The nuclear complex YAP/TAZ combines multiple transcription factors to promote a series of oncogenic transcriptions and increase the malignant ability of tumors.¹⁴ Its function and expression are tightly regulated by two major upstream kinases (Mst1/2 and LATS1/2), which act as converging effectors of the Hippo pathway.^29,30 The mechanism by which agrin regulates YAP activity is considered the relay of mechanosignaling from the extracellular matrix to intracellular YAP/TAZ because agrin is secreted and enriched in the basement membrane. Previous data verified that extracellular matrix stiffness is one of the main stimulants of the translocation of YAP to the nucleus, which facilitates the transcription of target genes.³¹ Chakraborty and colleagues built a model in which extracellular matrix stiffness was manipulated by enhancing collagen matrix concentrations. Using this model, this group observed agrin inhibition in cells cultured in stiff extracellular matrix resulted in reduced YAP nuclear localization and transcriptional activity, thereby weakening the local extracellular matrix and providing considerable contractile strength to the cancer cells.³² The other potential mechanism through which agrin regulates YAP activity is increasing cell spreading and cytoskeletal tension by manipulating F-actin distributional changes.³³

Notably, this study had several inevitable limitations.
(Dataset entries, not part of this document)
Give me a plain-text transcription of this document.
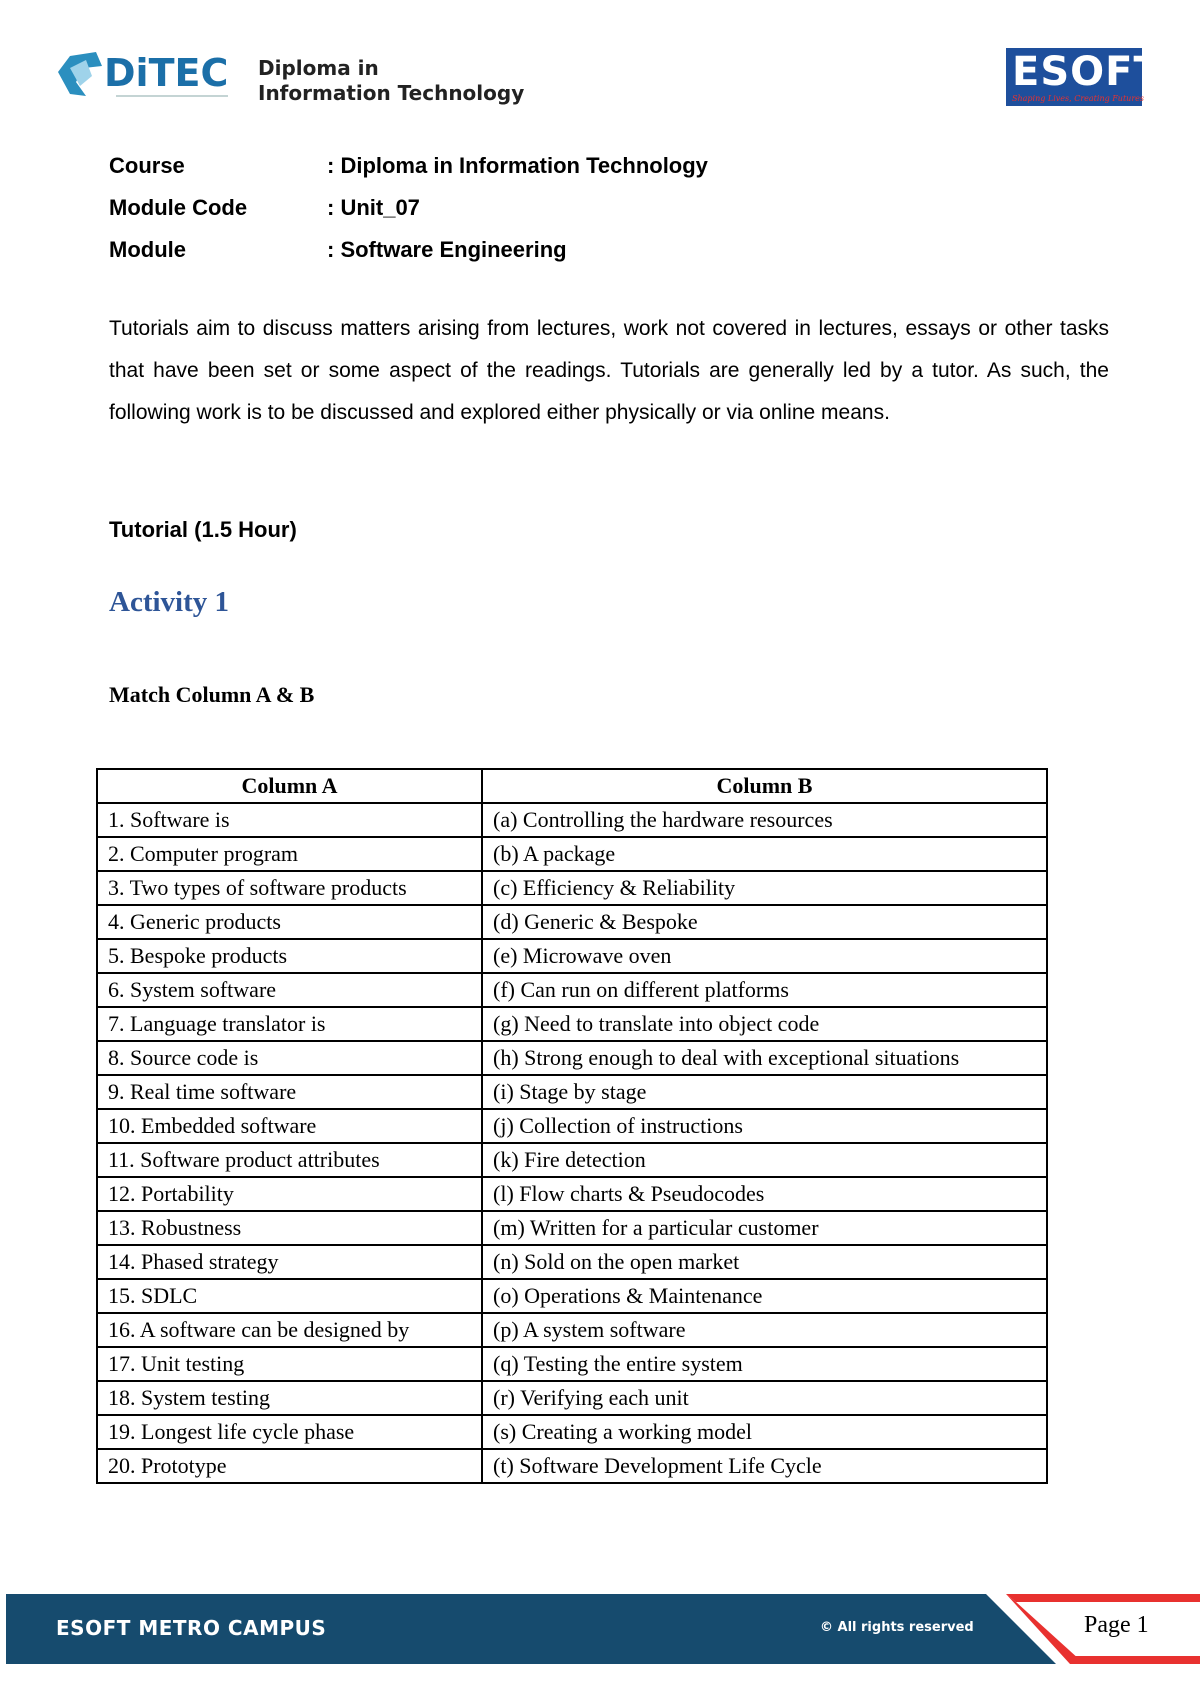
DiTEC Diploma in
Information Technology	ESOFT
Shaping Lives, Creating Futures
Course	: Diploma in Information Technology
Module Code	: Unit_07
Module	: Software Engineering

Tutorials aim to discuss matters arising from lectures, work not covered in lectures, essays or other tasks that have been set or some aspect of the readings. Tutorials are generally led by a tutor. As such, the following work is to be discussed and explored either physically or via online means.

Tutorial (1.5 Hour)
Activity 1
Match Column A & B
Column A	Column B
1. Software is	(a) Controlling the hardware resources
2. Computer program	(b) A package
3. Two types of software products	(c) Efficiency & Reliability
4. Generic products	(d) Generic & Bespoke
5. Bespoke products	(e) Microwave oven
6. System software	(f) Can run on different platforms
7. Language translator is	(g) Need to translate into object code
8. Source code is	(h) Strong enough to deal with exceptional situations
9. Real time software	(i) Stage by stage
10. Embedded software	(j) Collection of instructions
11. Software product attributes	(k) Fire detection
12. Portability	(l) Flow charts & Pseudocodes
13. Robustness	(m) Written for a particular customer
14. Phased strategy	(n) Sold on the open market
15. SDLC	(o) Operations & Maintenance
16. A software can be designed by	(p) A system software
17. Unit testing	(q) Testing the entire system
18. System testing	(r) Verifying each unit
19. Longest life cycle phase	(s) Creating a working model
20. Prototype	(t) Software Development Life Cycle
ESOFT METRO CAMPUS	© All rights reserved	Page 1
First, this was a single-center study with a small number of samples, and additional validation with more samples is needed. In addition, the molecular mechanism is derived from a literature review and speculation, and verification via by gene microarray has not been performed. Hence, the basic contributing mechanisms require further assessment.

In conclusion, the present study demonstrated that agrin is an important promoter of the activation and coordination of proliferation, migration, and invasion in CCA cells, and agrin overexpression might be a prognostic marker. Additional therapeutic strategies against CCA could be developed by targeting agrin in the future.